‘Because you are ignorant of the danger you stand in. To such as you, of all people in the world, the pestilential air of this island is fraught with dire peril.’

‘I care not, for I am with you.’

‘Your position admits of little jesting, believe me,’ said Martialis, in a voice which exhibited an amount of stern impatience; ‘you are wasting precious moments—I am here at your request: let me know in what I am to serve you, and I will at once answer whether I can be of help. Were the hand of Caesar to drop upon us now you would find your safeguard in as sorry a plight as yourself. That you know right well, Plautia, and you delivered the raillery with effective gravity. I neither ask nor desire to know the cause of your extraordinary presence in this spot, but my apprehension certainly is that you wish me to assist you to leave.’

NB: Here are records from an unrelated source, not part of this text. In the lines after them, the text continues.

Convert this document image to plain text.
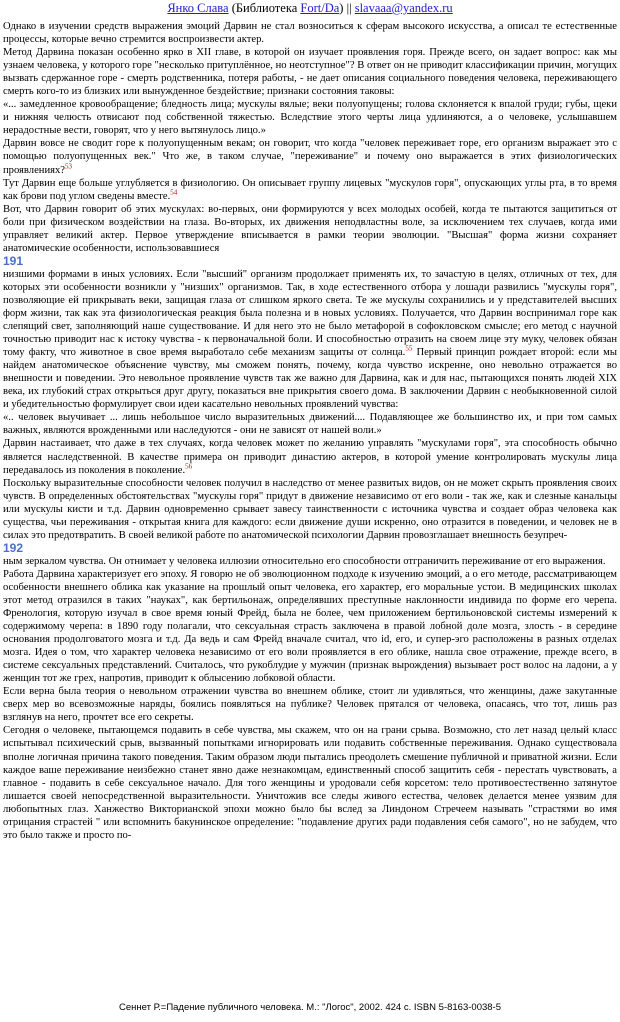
Янко Слава (Библиотека Fort/Da) || slavaaa@yandex.ru

Однако в изучении средств выражения эмоций Дарвин не стал возноситься к сферам высокого искусства, а описал те естественные процессы, которые вечно стремится воспроизвести актер.

Метод Дарвина показан особенно ярко в XII главе, в которой он изучает проявления горя. Прежде всего, он задает вопрос: как мы узнаем человека, у которого горе "несколько притуплённое, но неотступное"? В ответ он не приводит классификации причин, могущих вызвать сдержанное горе - смерть родственника, потеря работы, - не дает описания социального поведения человека, переживающего смерть кого-то из близких или вынужденное бездействие; признаки состояния таковы:

«... замедленное кровообращение; бледность лица; мускулы вялые; веки полуопущены; голова склоняется к впалой груди; губы, щеки и нижняя челюсть отвисают под собственной тяжестью. Вследствие этого черты лица удлиняются, а о человеке, услышавшем нерадостные вести, говорят, что у него вытянулось лицо.»

Дарвин вовсе не сводит горе к полуопущенным векам; он говорит, что когда "человек переживает горе, его организм выражает это с помощью полуопущенных век." Что же, в таком случае, "переживание" и почему оно выражается в этих физиологических проявлениях?$^{53}$

Тут Дарвин еще больше углубляется в физиологию. Он описывает группу лицевых "мускулов горя", опускающих углы рта, в то время как брови под углом сведены вместе.$^{54}$

Вот, что Дарвин говорит об этих мускулах: во-первых, они формируются у всех молодых особей, когда те пытаются защититься от боли при физическом воздействии на глаза. Во-вторых, их движения неподвластны воле, за исключением тех случаев, когда ими управляет великий актер. Первое утверждение вписывается в рамки теории эволюции. "Высшая" форма жизни сохраняет анатомические особенности, использовавшиеся

191

низшими формами в иных условиях. Если "высший" организм продолжает применять их, то зачастую в целях, отличных от тех, для которых эти особенности возникли у "низших" организмов. Так, в ходе естественного отбора у лошади развились "мускулы горя", позволяющие ей прикрывать веки, защищая глаза от слишком яркого света. Те же мускулы сохранились и у представителей высших форм жизни, так как эта физиологическая реакция была полезна и в новых условиях. Получается, что Дарвин воспринимал горе как слепящий свет, заполняющий наше существование. И для него это не было метафорой в софокловском смысле; его метод с научной точностью приводит нас к истоку чувства - к первоначальной боли. И способностью отразить на своем лице эту муку, человек обязан тому факту, что животное в свое время выработало себе механизм защиты от солнца.$^{55}$ Первый принцип рождает второй: если мы найдем анатомическое объяснение чувству, мы сможем понять, почему, когда чувство искренне, оно невольно отражается во внешности и поведении. Это невольное проявление чувств так же важно для Дарвина, как и для нас, пытающихся понять людей XIX века, их глубокий страх открыться друг другу, показаться вне прикрытия своего дома. В заключении Дарвин с необыкновенной силой и убедительностью формулирует свои идеи касательно невольных проявлений чувства:

«.. человек выучивает ... лишь небольшое число выразительных движений.... Подавляющее же большинство их, и при том самых важных, являются врожденными или наследуются - они не зависят от нашей воли.»

Дарвин настаивает, что даже в тех случаях, когда человек может по желанию управлять "мускулами горя", эта способность обычно является наследственной. В качестве примера он приводит династию актеров, в которой умение контролировать мускулы лица передавалось из поколения в поколение.$^{56}$

Поскольку выразительные способности человек получил в наследство от менее развитых видов, он не может скрыть проявления своих чувств. В определенных обстоятельствах "мускулы горя" придут в движение независимо от его воли - так же, как и слезные канальцы или мускулы кисти и т.д. Дарвин одновременно срывает завесу таинственности с источника чувства и создает образ человека как существа, чьи переживания - открытая книга для каждого: если движение души искренно, оно отразится в поведении, и человек не в силах это предотвратить. В своей великой работе по анатомической психологии Дарвин провозглашает внешность безупреч-

192

ным зеркалом чувства. Он отнимает у человека иллюзии относительно его способности отграничить переживание от его выражения.

Работа Дарвина характеризует его эпоху. Я говорю не об эволюционном подходе к изучению эмоций, а о его методе, рассматривающем особенности внешнего облика как указание на прошлый опыт человека, его характер, его моральные устои. В медицинских школах этот метод отразился в таких "науках", как бертильонаж, определявших преступные наклонности индивида по форме его черепа. Френология, которую изучал в свое время юный Фрейд, была не более, чем приложением бертильоновской системы измерений к содержимому черепа: в 1890 году полагали, что сексуальная страсть заключена в правой лобной доле мозга, злость - в середине основания продолговатого мозга и т.д. Да ведь и сам Фрейд вначале считал, что id, его, и супер-эго расположены в разных отделах мозга. Идея о том, что характер человека независимо от его воли проявляется в его облике, нашла свое отражение, прежде всего, в системе сексуальных представлений. Считалось, что рукоблудие у мужчин (признак вырождения) вызывает рост волос на ладони, а у женщин тот же грех, напротив, приводит к облысению лобковой области.

Если верна была теория о невольном отражении чувства во внешнем облике, стоит ли удивляться, что женщины, даже закутанные сверх мер во всевозможные наряды, боялись появляться на публике? Человек прятался от человека, опасаясь, что тот, лишь раз взглянув на него, прочтет все его секреты.

Сегодня о человеке, пытающемся подавить в себе чувства, мы скажем, что он на грани срыва. Возможно, сто лет назад целый класс испытывал психический срыв, вызванный попытками игнорировать или подавить собственные переживания. Однако существовала вполне логичная причина такого поведения. Таким образом люди пытались преодолеть смешение публичной и приватной жизни. Если каждое ваше переживание неизбежно станет явно даже незнакомцам, единственный способ защитить себя - перестать чувствовать, а главное - подавить в себе сексуальное начало. Для того женщины и уродовали себя корсетом: тело противоестественно затянутое лишается своей непосредственной выразительности. Уничтожив все следы живого естества, человек делается менее уязвим для любопытных глаз. Ханжество Викторианской эпохи можно было бы вслед за Линдоном Стречеем называть "страстями во имя отрицания страстей " или вспомнить бакунинское определение: "подавление других ради подавления себя самого", но не забудем, что это было также и просто по-

Сеннет Р.=Падение публичного человека. М.: "Логос", 2002. 424 с. ISBN 5-8163-0038-5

‘Your apprehension is wrong,’ replied the Roman beauty, in low, nervous tones, barely to be heard; ‘I came hither impelled by a feeling against which it was impossible to strive. It urged me through the hideous fatigue and disgust of the voyage hither, and it upholds me, undismayed, at the presence [pg 213]of danger. You impress upon me that I am beset with dire peril. It may be so—I can well believe it; but I am careless of it. Fear I never knew, and in this hour of all it can find less room than ever in my heart.’

Her head sank down, and her murmured words seemed to struggle with her hurried breathing, begot by a state of extreme tremor.

The Centurion knitted his brows, and, for a few moments, he remained in silent embarrassment. The deep shade of the thicket was friendly to his companion, and shrouded the outward symptoms of her feelings from his glance, but what his ears drank in was sufficient to make his mind uneasy and suspicious. He had really been under the impression that his companion’s presence in the island was probably due to some affair of intrigue, and, indeed, if her explanation had not seemed to so fully confirm the protection or connivance of Sejanus, he would at once have arrived at that conclusion, from the well-known fact of her intimacy with him. In expectation, therefore, of some political plan or plot in which she required him to join, he had been anxious to bring the interview to an end, being utterly averse to entangle himself in anything of the kind, or even to run the chance of being discovered in her company. But now he was as little disposed to force the matter to a conclusion, as before he had been anxious, and, in uncomfortable doubt, he began, very naturally, to chafe for having allowed himself to be so carelessly led into such a position. Had he only been prudent enough to consider, he might have at once concluded that nothing but mischief lay planted between the lines of an anonymous letter.

But the lady vouchsafed no other speech, and, anxious to appear quite unconscious of any particular purport in her words, he hastened to break the silence, in an assumed manner of artlessness and lightness, which is often used, alike to stave off an unpleasant subject and to play with one as delightful.

‘Fear, I am well assured, is a weakness unaccustomed to your breast,’ he said, ‘and, if I gather rightly from your words, you confess to be in subjection, no less than the rest of your sex, to the passion which they say rules feminine nature. [pg 214]Nevertheless I wish, on this occasion, for your own sake, fear had tempered curiosity a little.’

‘Curiosity!’ she returned with passionate scorn; then her voice sank to its former nervous intonation. ‘And yet I said false, Martialis, when I boasted of my fearlessness. I thought I was proof,—thus far without it, and now, lo, it has found me out.’

‘No! no!’ she continued rapidly, as he uttered some halting commonplace, ‘not business of Prefect, nor of Caesar, nor yet whim, nor curiosity, but only my heart and thee, Martialis,—Lucius! Have you not seen? Do you not see?’